Иногда меня называют диссидентом. На это обычно я отвечаю, что я - не диссидент. Дело в том, что по мере удаления от советской государственной границы диссиденты плодятся в геометрической прогрессии. Я - не диссидент в том смысле, что у меня не было никаких предложений, как переделать советскую власть.

Прожив большую часть жизни в СССР, вращаясь в разных кругах и среди разных людей, я имел определенный социальный опыт. Этот опыт включал в себя возможность "пронизать" почти все общество сверху донизу, до последней проститутки (которая у меня была натурщицей), до последнего пьяницы (который таскал у меня тяжести). Я бывал в Кремле и трущобах, бывал всюду, где только мог бывать советский человек, я жил как бы не в горизонтальном, а вертикальном направлении. Я общался с министрами, членами Политбюро, помощниками Хрущева и Суслова, встречался с очень многими людьми из партийной элиты.
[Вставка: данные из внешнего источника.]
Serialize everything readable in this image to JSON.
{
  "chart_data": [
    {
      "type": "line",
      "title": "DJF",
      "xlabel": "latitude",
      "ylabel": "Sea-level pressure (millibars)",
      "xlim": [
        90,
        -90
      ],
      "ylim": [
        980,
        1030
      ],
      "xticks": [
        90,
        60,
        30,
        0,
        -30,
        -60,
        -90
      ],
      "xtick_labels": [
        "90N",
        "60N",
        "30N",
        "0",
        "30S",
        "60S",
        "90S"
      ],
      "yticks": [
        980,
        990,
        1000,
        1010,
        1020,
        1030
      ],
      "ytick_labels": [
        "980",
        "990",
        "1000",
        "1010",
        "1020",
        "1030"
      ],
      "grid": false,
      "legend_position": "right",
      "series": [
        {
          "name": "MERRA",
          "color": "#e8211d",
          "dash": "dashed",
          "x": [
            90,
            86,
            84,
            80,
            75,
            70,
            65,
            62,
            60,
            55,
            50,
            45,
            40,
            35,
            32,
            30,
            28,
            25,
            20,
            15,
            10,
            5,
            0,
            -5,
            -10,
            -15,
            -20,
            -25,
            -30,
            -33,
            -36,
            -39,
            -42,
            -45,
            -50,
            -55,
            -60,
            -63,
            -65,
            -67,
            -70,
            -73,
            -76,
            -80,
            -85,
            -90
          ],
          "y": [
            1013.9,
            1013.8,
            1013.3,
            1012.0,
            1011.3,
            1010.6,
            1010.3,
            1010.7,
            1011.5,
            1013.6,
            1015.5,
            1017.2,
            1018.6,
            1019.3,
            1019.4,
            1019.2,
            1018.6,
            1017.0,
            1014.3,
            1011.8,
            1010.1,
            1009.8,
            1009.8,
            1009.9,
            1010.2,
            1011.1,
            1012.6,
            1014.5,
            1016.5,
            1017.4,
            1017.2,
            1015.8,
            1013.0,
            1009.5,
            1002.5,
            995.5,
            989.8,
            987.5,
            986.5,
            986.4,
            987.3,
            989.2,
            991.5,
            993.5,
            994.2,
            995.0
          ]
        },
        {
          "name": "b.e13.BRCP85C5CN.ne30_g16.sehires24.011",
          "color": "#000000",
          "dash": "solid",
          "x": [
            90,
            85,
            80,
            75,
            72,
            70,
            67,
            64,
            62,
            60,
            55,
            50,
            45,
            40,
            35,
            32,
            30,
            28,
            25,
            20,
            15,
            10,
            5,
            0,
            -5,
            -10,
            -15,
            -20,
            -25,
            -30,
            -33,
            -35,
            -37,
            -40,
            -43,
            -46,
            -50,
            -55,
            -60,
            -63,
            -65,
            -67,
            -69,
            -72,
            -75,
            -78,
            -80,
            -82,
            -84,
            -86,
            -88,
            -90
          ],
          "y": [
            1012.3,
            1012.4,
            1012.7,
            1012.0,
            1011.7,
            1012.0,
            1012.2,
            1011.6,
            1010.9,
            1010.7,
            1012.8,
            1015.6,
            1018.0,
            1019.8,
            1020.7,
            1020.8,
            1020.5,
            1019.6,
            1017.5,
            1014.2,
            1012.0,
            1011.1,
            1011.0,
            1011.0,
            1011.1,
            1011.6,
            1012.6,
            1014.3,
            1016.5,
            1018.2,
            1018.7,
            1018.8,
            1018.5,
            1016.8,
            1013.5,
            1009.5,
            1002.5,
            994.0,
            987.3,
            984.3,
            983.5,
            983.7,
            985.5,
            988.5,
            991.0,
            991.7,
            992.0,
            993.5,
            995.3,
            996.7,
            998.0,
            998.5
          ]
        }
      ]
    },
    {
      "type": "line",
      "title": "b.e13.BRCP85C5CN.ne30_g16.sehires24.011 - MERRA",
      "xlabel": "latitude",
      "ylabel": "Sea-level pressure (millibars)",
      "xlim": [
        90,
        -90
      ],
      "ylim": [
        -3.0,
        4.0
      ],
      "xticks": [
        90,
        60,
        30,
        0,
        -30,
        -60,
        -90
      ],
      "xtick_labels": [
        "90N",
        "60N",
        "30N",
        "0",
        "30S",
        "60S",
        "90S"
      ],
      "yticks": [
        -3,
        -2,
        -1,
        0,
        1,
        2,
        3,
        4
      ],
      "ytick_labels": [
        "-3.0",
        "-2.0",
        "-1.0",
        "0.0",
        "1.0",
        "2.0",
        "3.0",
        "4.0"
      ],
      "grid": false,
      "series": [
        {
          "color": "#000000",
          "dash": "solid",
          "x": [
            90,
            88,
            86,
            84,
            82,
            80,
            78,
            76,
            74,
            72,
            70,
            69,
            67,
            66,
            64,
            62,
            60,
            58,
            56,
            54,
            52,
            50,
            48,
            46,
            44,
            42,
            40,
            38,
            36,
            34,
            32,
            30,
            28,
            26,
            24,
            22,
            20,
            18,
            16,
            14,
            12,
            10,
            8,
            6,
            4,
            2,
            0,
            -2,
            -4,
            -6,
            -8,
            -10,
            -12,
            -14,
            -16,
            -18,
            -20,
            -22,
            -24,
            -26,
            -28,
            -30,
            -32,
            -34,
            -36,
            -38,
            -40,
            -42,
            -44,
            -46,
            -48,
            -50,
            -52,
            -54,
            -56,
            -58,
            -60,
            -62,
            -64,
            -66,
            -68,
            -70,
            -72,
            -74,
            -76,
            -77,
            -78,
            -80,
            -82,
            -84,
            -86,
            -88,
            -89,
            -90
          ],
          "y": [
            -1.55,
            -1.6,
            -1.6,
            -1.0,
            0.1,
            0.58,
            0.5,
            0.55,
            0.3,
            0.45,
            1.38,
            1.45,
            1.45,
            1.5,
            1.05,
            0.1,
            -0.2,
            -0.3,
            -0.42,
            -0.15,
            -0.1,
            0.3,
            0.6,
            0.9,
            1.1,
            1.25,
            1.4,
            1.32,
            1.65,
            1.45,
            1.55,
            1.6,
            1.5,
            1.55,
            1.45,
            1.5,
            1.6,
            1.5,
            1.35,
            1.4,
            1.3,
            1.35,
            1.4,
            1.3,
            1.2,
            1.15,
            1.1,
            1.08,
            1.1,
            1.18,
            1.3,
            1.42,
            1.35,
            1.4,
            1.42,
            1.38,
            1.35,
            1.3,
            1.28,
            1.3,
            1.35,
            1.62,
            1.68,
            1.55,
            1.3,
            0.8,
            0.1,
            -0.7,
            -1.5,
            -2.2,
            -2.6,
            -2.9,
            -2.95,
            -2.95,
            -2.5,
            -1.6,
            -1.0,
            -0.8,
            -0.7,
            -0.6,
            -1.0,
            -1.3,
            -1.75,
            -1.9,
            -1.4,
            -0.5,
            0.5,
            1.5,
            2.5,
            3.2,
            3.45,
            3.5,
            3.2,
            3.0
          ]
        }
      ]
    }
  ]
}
Как ни странно, референтский аппарат представляет собой ту часть партии, которую Орвелл определил бы как внешнюю. Орвелл ошибался, когда он считал, что внутренняя партия рафинирована, а внешняя груба.

Что меня поразило при соприкосновении с самыми верхними иерархиями? Я в первый раз в жизни столкнулся с толпой, столь антиэстетической. Я не хочу сказать, что референты так уж эстетичны - но все же они технари, а не идеологи по определению.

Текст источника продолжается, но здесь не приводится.